Store your computer-based records in a safe place, and prepare instructions for your loved ones to access them. "A detailed computer file will be useless if your family doesn't know it exists or knows it exists but can't find it," Calligaro says.

What should you keep in a safe deposit box? "As a general rule, we tell people not to keep anything in their safe deposit box that they may need in an emergency, such as a power of attorney," says Nielsen. "The safe deposit box of a deceased person is often sealed at the time of death. Avoid keeping items in your box that heirs or personal representatives may need immediately." Here's a list of items to store in a safe deposit box.

Do:

  • Originals of birth, marriage and death certificates

  • Adoption papers

  • Citizenship and military service records

  • Vehicle titles

  • Real estate deeds

  • Mortgage paperwork

  • Stock and bond certificates

  • Certificates of deposit

  • Precious metals

  • Valuable collectibles

  • Jewelry

  • Photographs, video and/or a written inventory of your home's contents

Don't:

  • Will or estate plan (Keep a copy here, but make sure to have a copy elsewhere.)

  • Life insurance (Instead, leave a list of your policies.)

  • Medical or financial powers of attorney

  • Burial instructions

  • Cemetery deeds

  • Funeral arrangements

  • Property owned by others

The consequences of not having your affairs in order can be dire. Calligaro has seen surviving spouses faced with:

  • Not knowing whether or not they have sufficient money to live on. They may live in fear and austerity or, alternatively, overspend in ignorance.
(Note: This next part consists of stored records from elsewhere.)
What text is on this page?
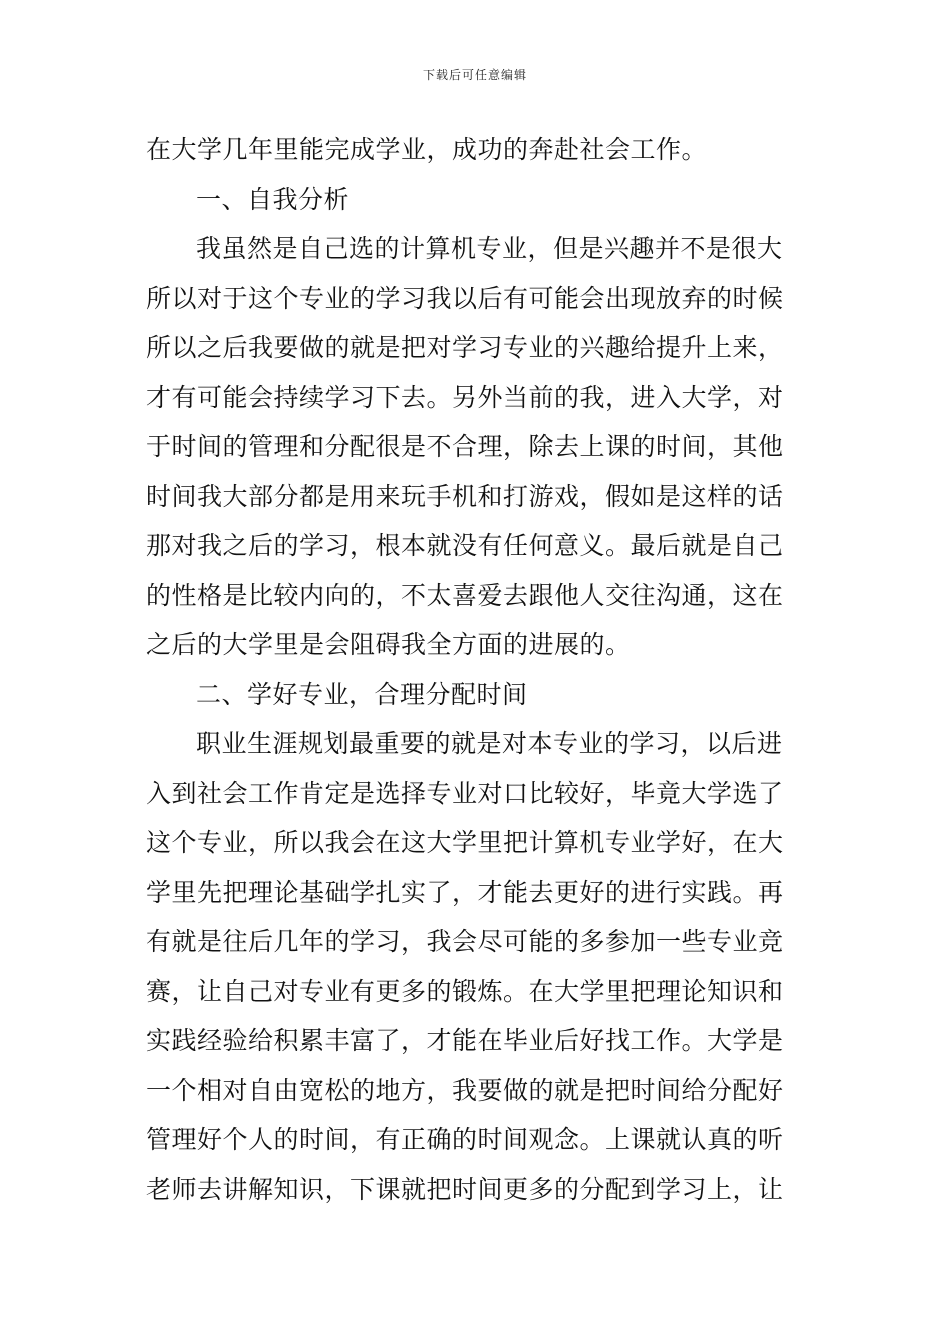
下载后可任意编辑
在大学几年里能完成学业，成功的奔赴社会工作。
一、自我分析
我虽然是自己选的计算机专业，但是兴趣并不是很大
所以对于这个专业的学习我以后有可能会出现放弃的时候
所以之后我要做的就是把对学习专业的兴趣给提升上来，
才有可能会持续学习下去。另外当前的我，进入大学，对
于时间的管理和分配很是不合理，除去上课的时间，其他
时间我大部分都是用来玩手机和打游戏，假如是这样的话
那对我之后的学习，根本就没有任何意义。最后就是自己
的性格是比较内向的，不太喜爱去跟他人交往沟通，这在
之后的大学里是会阻碍我全方面的进展的。
二、学好专业，合理分配时间
职业生涯规划最重要的就是对本专业的学习，以后进
入到社会工作肯定是选择专业对口比较好，毕竟大学选了
这个专业，所以我会在这大学里把计算机专业学好，在大
学里先把理论基础学扎实了，才能去更好的进行实践。再
有就是往后几年的学习，我会尽可能的多参加一些专业竞
赛，让自己对专业有更多的锻炼。在大学里把理论知识和
实践经验给积累丰富了，才能在毕业后好找工作。大学是
一个相对自由宽松的地方，我要做的就是把时间给分配好
管理好个人的时间，有正确的时间观念。上课就认真的听
老师去讲解知识，下课就把时间更多的分配到学习上，让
  • Having no idea what assets they have; some may go unclaimed.

  • Vulnerability to unscrupulous financial planners, real estate agents, attorneys, family members or friends.

  • Pressure to make decisions about the deceased spouse's business sooner than necessary or prudent.

  • Estate taxes that could have been avoided.

"Attorneys, accountants and financial advisors charge thousands of dollars to organize estates," Hearn says. "Pain, stress, aggravation, family quarrels, lost time and wasted money that result from poor planning and organization can multiply that sorrow. Having your legal and financial affairs organized not only helps others in the event of your death, but it becomes a resource during your life."